IT'S been stated that the main difference between the Third and Second World Wars is that we will watch the latter as it is happening live on television or on the internet.

As the world looks on in mounting horror at the possibility of nuclear exchanges between North Korea and the USA – war which will inevitably spread to include China, Russia and the rest of us – the prospect of a televised holocaust suddenly does not seem so remote.

We will all be able to view nuclear Armageddon until such times as the electromagnetic pulses created by atomic explosions wipe out the world’s electronics, presuming that any of us have survived the detonations which will turn the globe into an incendiary charnel house.

Let’s face it, who would want to see a nuclear bomb going off on their telly? Back in the 1950s, tens of millions of Americans did.

Today is the 65th anniversary of a remarkable event which is credited with bringing home to the people of the USA just what an all-out thermonuclear war might do to them.

On April 22, 1952, at Yucca Flat test site in the Nevada desert, television cameras carried out the first live broadcast of a nuclear bomb test.

America was incredibly open about its nuclear test programme, with the nearest major city, Las Vegas, becoming a centre for "bomb watch" holidays. People would drive hundreds of miles to watch the tests, and it must have seemed a logical extension of the need to satisfy public curiosity that the broadcasters sought, and were granted, permission to cover a test live.

The Las Vegas Sun reported that day: “Hell burst from the skies over Yucca Flat this morning as America’s latest model atom bomb exploded with enough force to devastate much of New York, Chicago, Los Angeles or any other big city… the spectacular detonation [was] televised to a nationwide audience for the first time in history.”

The bomb was dropped from a Boeing B-50 Superfortress, successor to the aircraft which dropped the atomic bombs on Hiroshima and Nagasaki.

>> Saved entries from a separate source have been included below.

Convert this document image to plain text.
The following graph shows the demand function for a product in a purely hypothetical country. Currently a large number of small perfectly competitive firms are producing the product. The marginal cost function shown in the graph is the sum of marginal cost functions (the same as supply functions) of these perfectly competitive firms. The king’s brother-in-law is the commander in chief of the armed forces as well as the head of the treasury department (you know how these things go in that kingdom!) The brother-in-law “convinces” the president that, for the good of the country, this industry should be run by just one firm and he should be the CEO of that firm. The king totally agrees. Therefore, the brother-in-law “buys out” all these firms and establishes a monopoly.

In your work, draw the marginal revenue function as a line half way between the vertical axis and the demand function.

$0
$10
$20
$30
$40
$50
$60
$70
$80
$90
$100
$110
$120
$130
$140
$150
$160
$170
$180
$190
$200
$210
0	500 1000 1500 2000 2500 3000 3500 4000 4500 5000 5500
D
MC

From 33,000ft, the bomb was supposed to take 36 seconds to fall and then explode, but the television commentator doing the countdown only got to 20 before the detonation occurred – and he went on to describe the blast and its aftermath as “beautiful”.

Incredibly, the US military had troops positioned just four miles from the blast point and, just under an hour after the explosion, they moved to within 150 yards of "ground zero" where they were joined by 120 paratroopers who had descended through the fallout zone.

The blast and fireball that mushroomed above it were seen 430 miles away in southern Idaho but, as the Las Vegas Sun reported: “Cocky GIs and grinning generals popped out of their foxholes within the shadow of the fearsome bomb less than 10 seconds after it exploded.”

The concept of radiation poisoning had not been fully comprehended at that point but, as more tests took place, the American military, the public, and the rest of the world came to realise just how deadly these bombs and their fallout could be.

Yucca Flat went on to be the test site for 827 detonations, most of them underground, ending in 1991. Because it is impossible to clean up completely, the test site has officially been named a “national sacrifice zone”. You couldn’t make it up.

It has also been said many times that the Third World War will be fought with nuclear weapons – but any war after that will be fought with bows and arrows.

To see why, go and check out YouTube’s many videos of nuclear tests, including the Yucca Flat one of 65 years ago, to see why.